Kim was forced to quit her new job to focus full-time on Kameron.  Donald, a patrol officer with the Houston Police Department, often was away working long shifts to continue to provide for the family.

“From the very beginning, Texas Children’s staff explained every step of the treatment plan or what they call a roadmap. I cannot say enough about the incredible people who work here and the quality care they provide to every child,” she said.

Kameron immediately began intensive chemotherapy and radiation treatments.

It wasn’t long until the Moores were integrated into what most patients call “the Cancer Center family.”

“I felt like we had an extended family here.  They really looked out for what was best physically and emotionally for Kameron and my two older children—that’s what family does,” Kim explained.

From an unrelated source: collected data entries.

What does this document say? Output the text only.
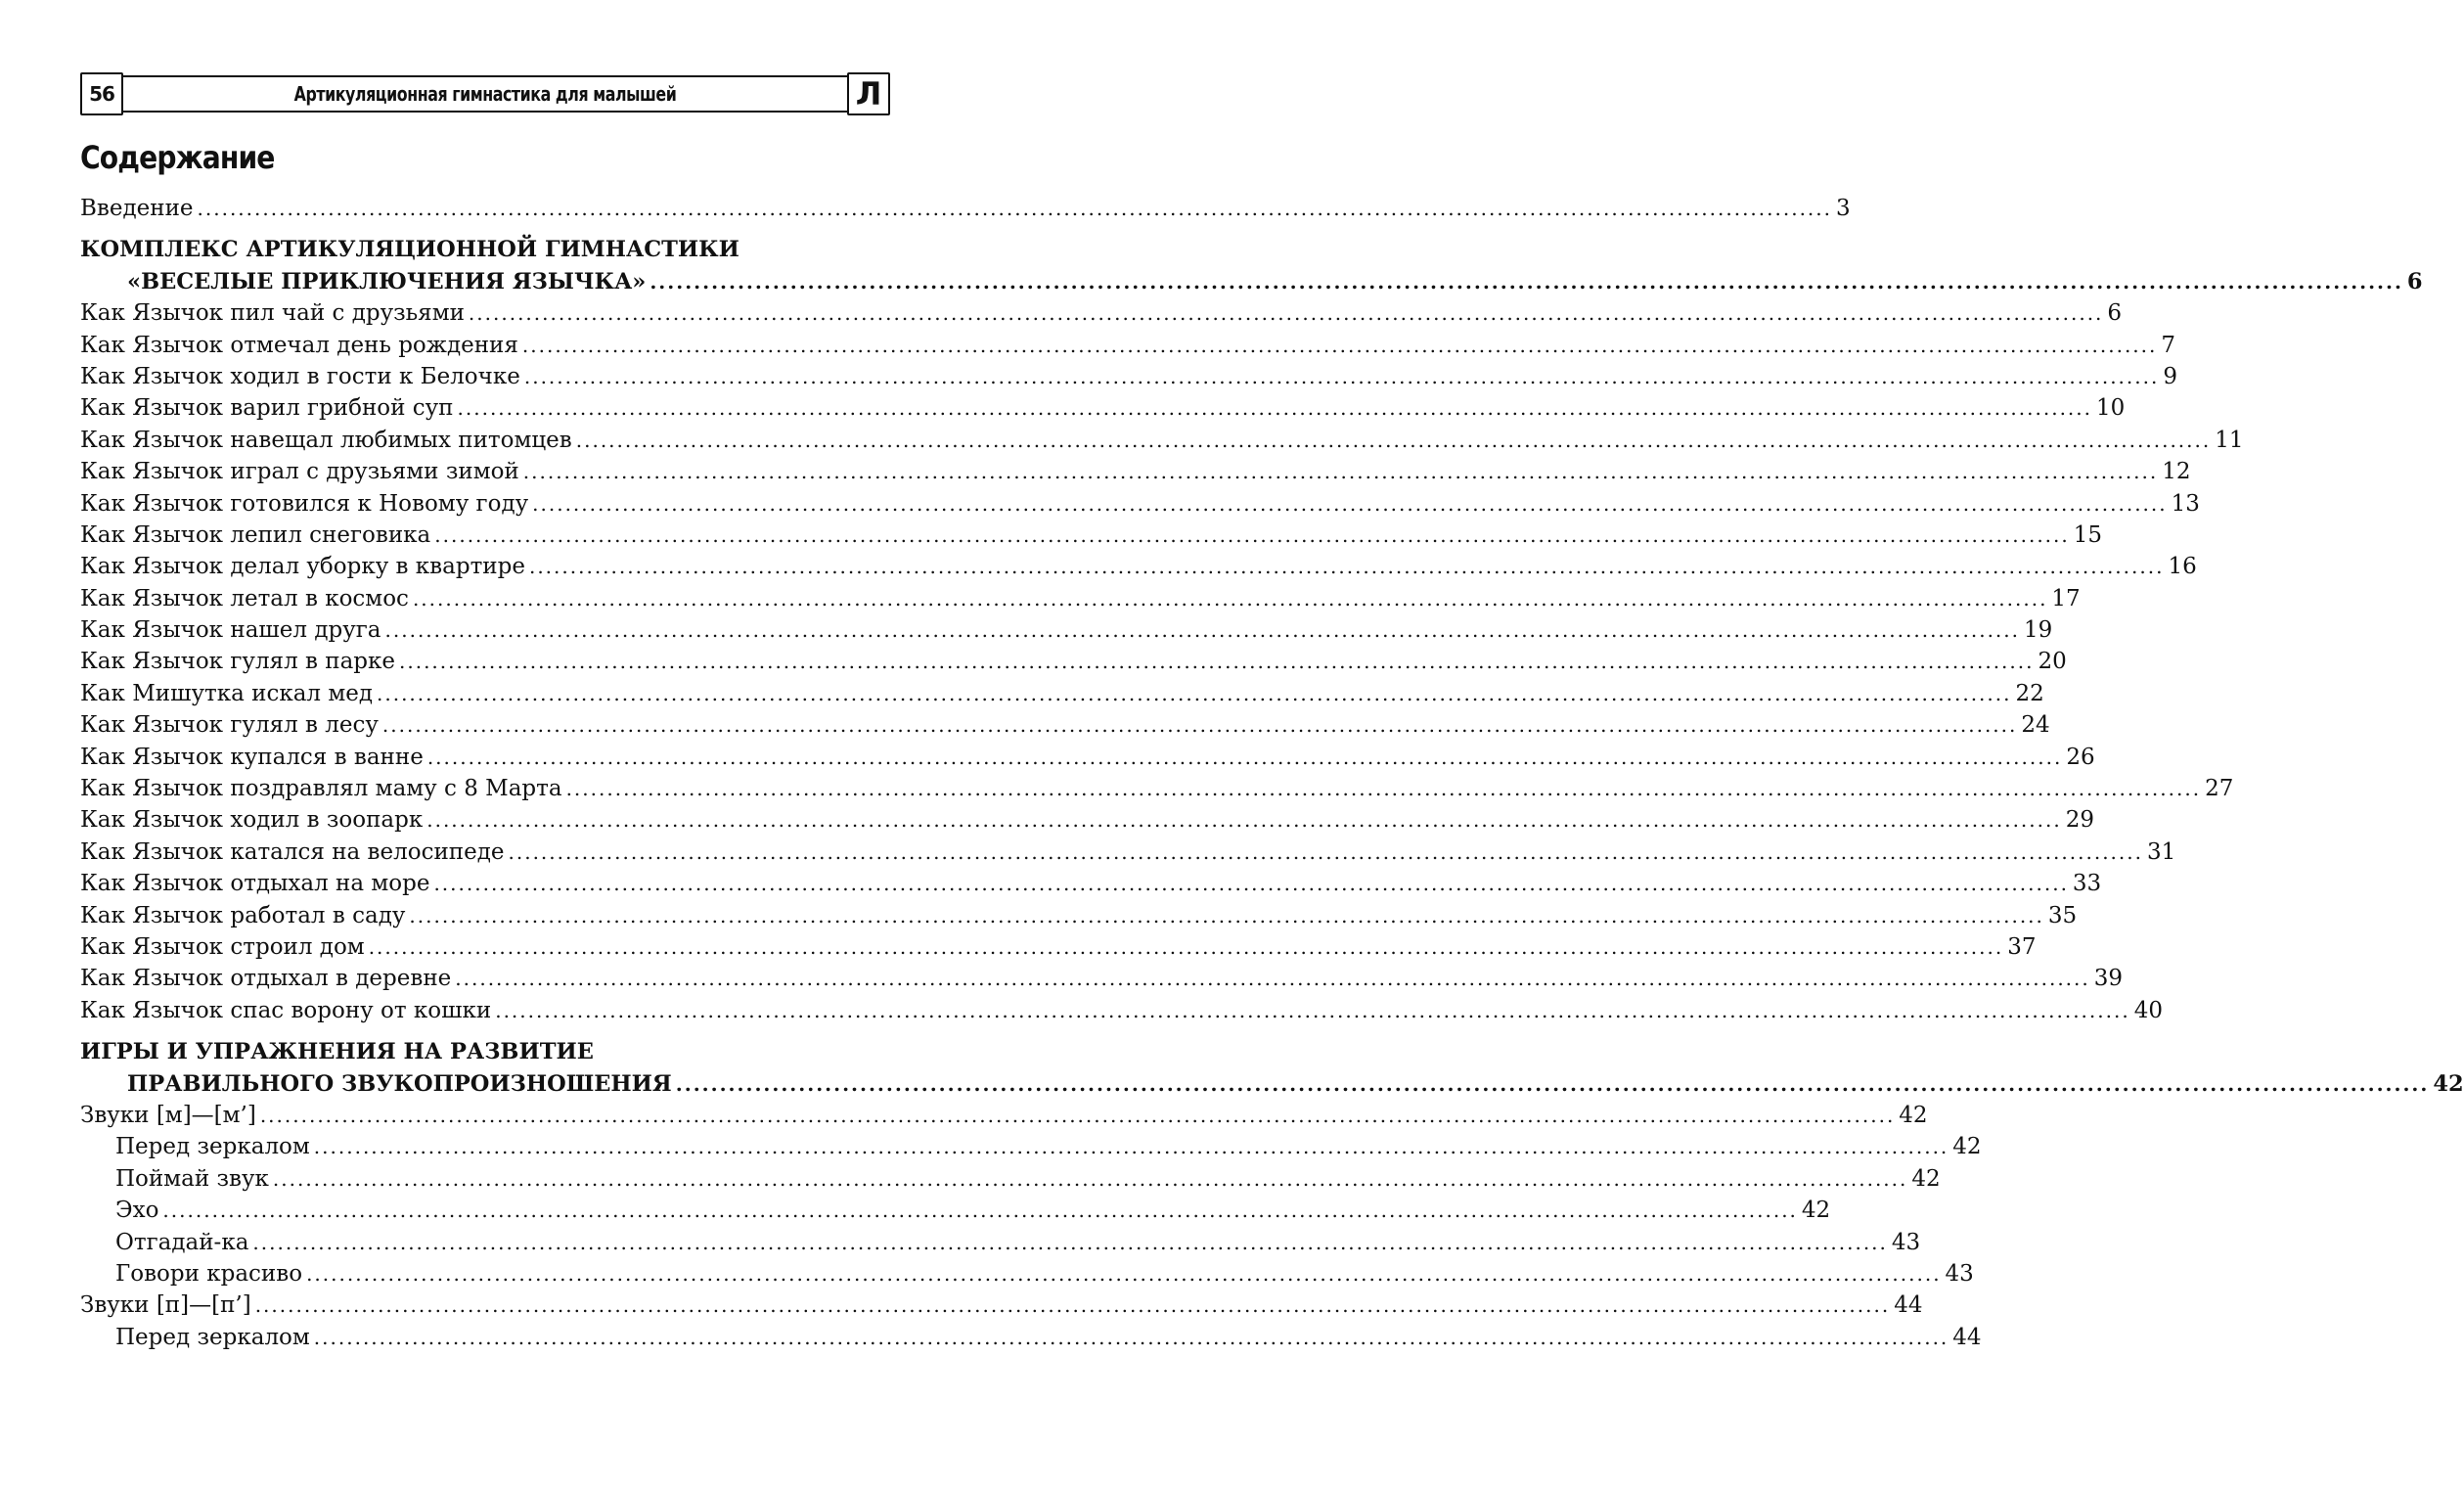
56	Артикуляционная гимнастика для малышей	Л
Содержание
Введение ........................................................................................................................................................................................................ 3
КОМПЛЕКС АРТИКУЛЯЦИОННОЙ ГИМНАСТИКИ
«ВЕСЕЛЫЕ ПРИКЛЮЧЕНИЯ ЯЗЫЧКА» ........................................................................................................................................................................................................ 6
Как Язычок пил чай с друзьями ........................................................................................................................................................................................................ 6
Как Язычок отмечал день рождения ........................................................................................................................................................................................................ 7
Как Язычок ходил в гости к Белочке ........................................................................................................................................................................................................ 9
Как Язычок варил грибной суп ........................................................................................................................................................................................................ 10
Как Язычок навещал любимых питомцев ........................................................................................................................................................................................................ 11
Как Язычок играл с друзьями зимой ........................................................................................................................................................................................................ 12
Как Язычок готовился к Новому году ........................................................................................................................................................................................................ 13
Как Язычок лепил снеговика ........................................................................................................................................................................................................ 15
Как Язычок делал уборку в квартире ........................................................................................................................................................................................................ 16
Как Язычок летал в космос ........................................................................................................................................................................................................ 17
Как Язычок нашел друга ........................................................................................................................................................................................................ 19
Как Язычок гулял в парке ........................................................................................................................................................................................................ 20
Как Мишутка искал мед ........................................................................................................................................................................................................ 22
Как Язычок гулял в лесу ........................................................................................................................................................................................................ 24
Как Язычок купался в ванне ........................................................................................................................................................................................................ 26
Как Язычок поздравлял маму с 8 Марта ........................................................................................................................................................................................................ 27
Как Язычок ходил в зоопарк ........................................................................................................................................................................................................ 29
Как Язычок катался на велосипеде ........................................................................................................................................................................................................ 31
Как Язычок отдыхал на море ........................................................................................................................................................................................................ 33
Как Язычок работал в саду ........................................................................................................................................................................................................ 35
Как Язычок строил дом ........................................................................................................................................................................................................ 37
Как Язычок отдыхал в деревне ........................................................................................................................................................................................................ 39
Как Язычок спас ворону от кошки ........................................................................................................................................................................................................ 40
ИГРЫ И УПРАЖНЕНИЯ НА РАЗВИТИЕ
ПРАВИЛЬНОГО ЗВУКОПРОИЗНОШЕНИЯ ........................................................................................................................................................................................................ 42
Звуки [м]—[м’] ........................................................................................................................................................................................................ 42
Перед зеркалом ........................................................................................................................................................................................................ 42
Поймай звук ........................................................................................................................................................................................................ 42
Эхо ........................................................................................................................................................................................................ 42
Отгадай-ка ........................................................................................................................................................................................................ 43
Говори красиво ........................................................................................................................................................................................................ 43
Звуки [п]—[п’] ........................................................................................................................................................................................................ 44
Перед зеркалом ........................................................................................................................................................................................................ 44
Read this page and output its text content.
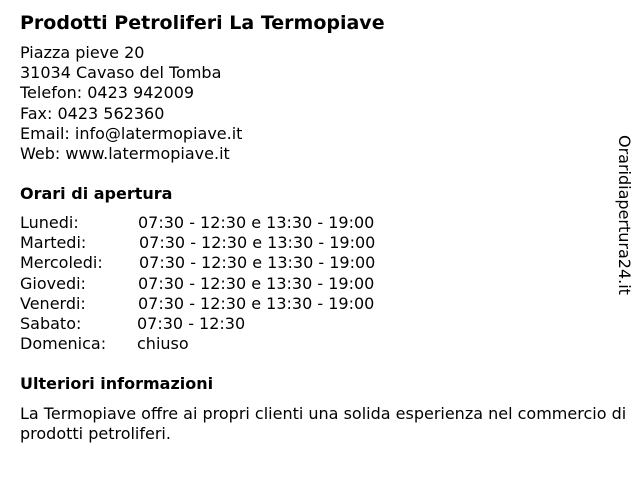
Prodotti Petroliferi La Termopiave
Piazza pieve 20
31034 Cavaso del Tomba
Telefon: 0423 942009
Fax: 0423 562360
Email: info@latermopiave.it
Web: www.latermopiave.it
Orari di apertura
Lunedi:	07:30 - 12:30 e 13:30 - 19:00
Martedi:	07:30 - 12:30 e 13:30 - 19:00
Mercoledi: 07:30 - 12:30 e 13:30 - 19:00
Giovedi:	07:30 - 12:30 e 13:30 - 19:00
Venerdi:	07:30 - 12:30 e 13:30 - 19:00
Sabato:	07:30 - 12:30
Domenica: chiuso
Ulteriori informazioni
La Termopiave offre ai propri clienti una solida esperienza nel commercio di prodotti petroliferi.
Oraridiapertura24.it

Today, now off treatment, Kameron is in remission and progressing wonderfully.

“The doctors said there is no evidence of disease. I’m claiming he’s cured, thank the lord,” she said. Kim describes Kameron as a silly, funny kid who’s loved by his teachers and classmates.

Even though Kameron has no memory of his ordeal, Kim says it left him remarkably attuned to other people’s emotions.  “On the way home from school one afternoon—out of the blue—Kameron told me that he was concerned about the kids in his class who didn’t have anyone to sit with at lunch,” she said.  “He wanted to know what he could do to make them feel better.”

“For him to show that kind of care at his age is remarkable, and I think it made him wise beyond his years,” she continued.  “I know that deep down his soul is grateful.”